The statue also doesn't depict anything relevant to the University of Oklahoma as far as I can tell. If the founding of the university was in the 1830s or 1840s it would be understandable to have this statue but the University of Oklahoma was founded in 1890. Is this statue trying to reference Manifest Destiny? Or is it trying to reference the Trail of Tears? The school was established long after Manifest Destiny which triggered migration to the western region of the United States and was also after the oppression of Native Americans which forced them away from their sacred homeland and on the Trail of Tears to Oklahoma. There hasn't been any explanation for why the statue made its way behind Gaylord College and right in front of the busiest area on game days.
The statue is named "Covered Wagon" by artist Tom Otterness and depicts a cartoonish looking bull wearing boots pulling a wagon with a cartoonish looking woman sitting in the wagon. The statue was originally commissioned to go to Walla Walla, Washington.
GET READY FOR THIS SMOLDERING HOT TEA ON THE ARTIST!!!!
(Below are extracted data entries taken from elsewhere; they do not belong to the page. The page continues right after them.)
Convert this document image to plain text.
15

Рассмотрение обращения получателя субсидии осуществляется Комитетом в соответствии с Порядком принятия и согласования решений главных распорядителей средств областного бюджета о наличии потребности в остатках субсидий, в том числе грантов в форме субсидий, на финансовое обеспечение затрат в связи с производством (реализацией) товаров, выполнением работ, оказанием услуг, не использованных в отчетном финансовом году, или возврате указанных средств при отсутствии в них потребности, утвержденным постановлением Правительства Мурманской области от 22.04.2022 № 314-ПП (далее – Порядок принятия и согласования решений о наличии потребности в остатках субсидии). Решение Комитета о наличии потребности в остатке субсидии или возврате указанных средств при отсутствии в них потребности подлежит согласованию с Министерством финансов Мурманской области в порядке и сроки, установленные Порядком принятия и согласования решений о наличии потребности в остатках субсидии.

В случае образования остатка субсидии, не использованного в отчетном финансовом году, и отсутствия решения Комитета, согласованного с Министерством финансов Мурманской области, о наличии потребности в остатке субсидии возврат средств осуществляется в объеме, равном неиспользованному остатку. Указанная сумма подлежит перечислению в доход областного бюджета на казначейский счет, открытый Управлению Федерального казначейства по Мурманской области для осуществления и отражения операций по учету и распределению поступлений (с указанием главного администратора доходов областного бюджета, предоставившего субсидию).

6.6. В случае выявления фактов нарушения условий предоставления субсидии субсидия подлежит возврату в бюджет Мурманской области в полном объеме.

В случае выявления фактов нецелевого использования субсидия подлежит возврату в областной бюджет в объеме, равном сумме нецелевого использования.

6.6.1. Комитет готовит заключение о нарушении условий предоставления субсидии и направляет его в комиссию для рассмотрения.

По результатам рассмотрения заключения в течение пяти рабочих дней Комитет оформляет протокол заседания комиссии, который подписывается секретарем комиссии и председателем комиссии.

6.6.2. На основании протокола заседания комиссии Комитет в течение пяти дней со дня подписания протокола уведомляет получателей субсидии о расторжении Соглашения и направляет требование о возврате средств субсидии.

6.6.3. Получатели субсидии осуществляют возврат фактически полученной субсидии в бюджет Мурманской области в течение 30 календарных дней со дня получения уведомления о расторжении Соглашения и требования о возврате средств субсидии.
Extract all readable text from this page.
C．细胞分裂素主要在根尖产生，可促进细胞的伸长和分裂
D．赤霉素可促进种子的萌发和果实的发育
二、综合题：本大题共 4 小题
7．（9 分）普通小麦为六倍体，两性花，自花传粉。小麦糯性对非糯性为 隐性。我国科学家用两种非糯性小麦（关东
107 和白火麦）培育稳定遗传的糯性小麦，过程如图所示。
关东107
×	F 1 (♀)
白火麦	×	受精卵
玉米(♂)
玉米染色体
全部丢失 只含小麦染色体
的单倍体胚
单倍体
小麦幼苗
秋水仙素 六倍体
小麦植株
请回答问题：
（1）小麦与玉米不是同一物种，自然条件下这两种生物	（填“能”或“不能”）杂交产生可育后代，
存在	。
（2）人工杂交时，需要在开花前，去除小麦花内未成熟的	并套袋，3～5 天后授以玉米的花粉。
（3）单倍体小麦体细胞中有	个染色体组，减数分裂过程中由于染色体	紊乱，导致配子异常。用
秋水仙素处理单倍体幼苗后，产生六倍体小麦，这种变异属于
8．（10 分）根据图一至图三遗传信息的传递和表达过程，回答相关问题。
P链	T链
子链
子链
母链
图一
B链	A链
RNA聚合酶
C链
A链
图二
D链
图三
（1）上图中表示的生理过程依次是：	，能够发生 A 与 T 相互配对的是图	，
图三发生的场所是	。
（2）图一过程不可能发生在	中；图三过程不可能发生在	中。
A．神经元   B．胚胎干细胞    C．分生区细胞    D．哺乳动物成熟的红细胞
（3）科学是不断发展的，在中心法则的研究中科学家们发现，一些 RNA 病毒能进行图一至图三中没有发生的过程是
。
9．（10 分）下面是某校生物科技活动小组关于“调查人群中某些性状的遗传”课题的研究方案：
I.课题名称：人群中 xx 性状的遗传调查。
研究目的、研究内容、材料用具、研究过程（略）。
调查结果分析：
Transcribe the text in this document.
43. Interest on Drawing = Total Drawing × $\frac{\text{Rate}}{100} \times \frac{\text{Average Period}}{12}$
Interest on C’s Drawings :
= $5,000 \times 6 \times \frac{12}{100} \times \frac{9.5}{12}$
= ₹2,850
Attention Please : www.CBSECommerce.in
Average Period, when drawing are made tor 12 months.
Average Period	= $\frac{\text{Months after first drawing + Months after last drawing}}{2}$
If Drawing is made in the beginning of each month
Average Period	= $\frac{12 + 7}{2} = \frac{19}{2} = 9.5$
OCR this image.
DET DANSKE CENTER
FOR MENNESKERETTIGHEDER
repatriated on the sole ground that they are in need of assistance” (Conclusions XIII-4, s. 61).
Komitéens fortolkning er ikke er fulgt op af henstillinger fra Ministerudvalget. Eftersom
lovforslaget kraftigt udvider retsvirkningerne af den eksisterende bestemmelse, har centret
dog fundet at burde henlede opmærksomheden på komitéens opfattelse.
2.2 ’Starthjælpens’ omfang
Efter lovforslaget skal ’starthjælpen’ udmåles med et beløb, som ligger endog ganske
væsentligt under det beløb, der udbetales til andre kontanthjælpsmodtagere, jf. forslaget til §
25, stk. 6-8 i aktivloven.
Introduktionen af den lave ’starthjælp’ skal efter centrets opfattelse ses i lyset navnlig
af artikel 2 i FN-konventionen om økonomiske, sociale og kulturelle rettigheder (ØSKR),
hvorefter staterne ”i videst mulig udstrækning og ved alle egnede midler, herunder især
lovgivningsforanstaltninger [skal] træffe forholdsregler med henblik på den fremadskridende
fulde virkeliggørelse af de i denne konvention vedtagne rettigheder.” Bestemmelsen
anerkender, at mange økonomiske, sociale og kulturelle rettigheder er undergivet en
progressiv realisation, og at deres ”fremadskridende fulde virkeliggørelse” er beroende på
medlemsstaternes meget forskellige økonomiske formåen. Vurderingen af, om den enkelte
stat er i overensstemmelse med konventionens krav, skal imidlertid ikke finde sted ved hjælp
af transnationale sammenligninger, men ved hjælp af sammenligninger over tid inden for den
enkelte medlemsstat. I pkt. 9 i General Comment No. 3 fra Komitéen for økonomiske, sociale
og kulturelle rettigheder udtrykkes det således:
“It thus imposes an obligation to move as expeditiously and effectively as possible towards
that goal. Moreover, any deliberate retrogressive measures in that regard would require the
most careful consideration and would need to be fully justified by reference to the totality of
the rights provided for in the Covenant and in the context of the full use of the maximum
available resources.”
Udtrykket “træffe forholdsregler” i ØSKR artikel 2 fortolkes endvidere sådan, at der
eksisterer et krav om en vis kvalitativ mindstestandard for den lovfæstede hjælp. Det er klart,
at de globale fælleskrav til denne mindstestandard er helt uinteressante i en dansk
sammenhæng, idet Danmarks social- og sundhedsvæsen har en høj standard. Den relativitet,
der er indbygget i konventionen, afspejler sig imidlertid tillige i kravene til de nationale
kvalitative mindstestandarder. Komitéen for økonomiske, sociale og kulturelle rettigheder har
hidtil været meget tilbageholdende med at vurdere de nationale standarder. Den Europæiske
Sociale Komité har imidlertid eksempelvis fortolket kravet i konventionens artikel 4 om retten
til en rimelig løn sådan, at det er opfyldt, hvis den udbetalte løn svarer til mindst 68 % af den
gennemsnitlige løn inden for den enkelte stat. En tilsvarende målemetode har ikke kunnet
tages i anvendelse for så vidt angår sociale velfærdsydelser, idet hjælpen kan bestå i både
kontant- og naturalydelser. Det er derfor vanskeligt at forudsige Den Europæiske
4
He adopted a dog from an animal shelter, tied it up, shot the dog, and filmed it. Then called it "art." This has caused an absolutely justified uproar from OU students since the OU daily posted an article about this. The fact that anyone would want this man's art is just shocking and it doesn't represent any of the values of the University of Oklahoma or the students who attend it.
This statue doesn't go along with any other statue on campus. Most of the other statues on campus have a darker bronze finish to them, whereas this statue has a more gold look to it. Other statues on campus also have a more realistic look to them as opposed to something that looks like it came from a little kid. (No offense to the artist but it's true.) The color sticks out, the cartoonish look stands out, and I personally am just not a fan.
Some of my friends think that the statue was put there because of high traffic on game days and will convince more people to bring their kids to game days but that logic doesn't necessarily make sense to me. I doubt that people would be more likely to bring their kids to game days just to see this new (kind of ugly and out of place) statue.
I don't really understand the placement of the statue itself. The university has many different campuses across Oklahoma that this art could have gone to. The statue's cartoonish look would be a little better received at the University of Oklahoma Children's Hospital, or maybe in front of or behind the Education building on the Norman Campus.
That would make a little bit more sense considering the look of the statue and the more childish aesthetic. The students who go to school at OU are generally (*cough* almost always *cough*) over the age of 18 and it doesn't make a lot of sense to have something that looks so childish at a place of higher education with one of the most strict integrity programs in the country. It would look better placed at maybe an elementary school or maybe middle school but a highly esteemed university? I don't think so.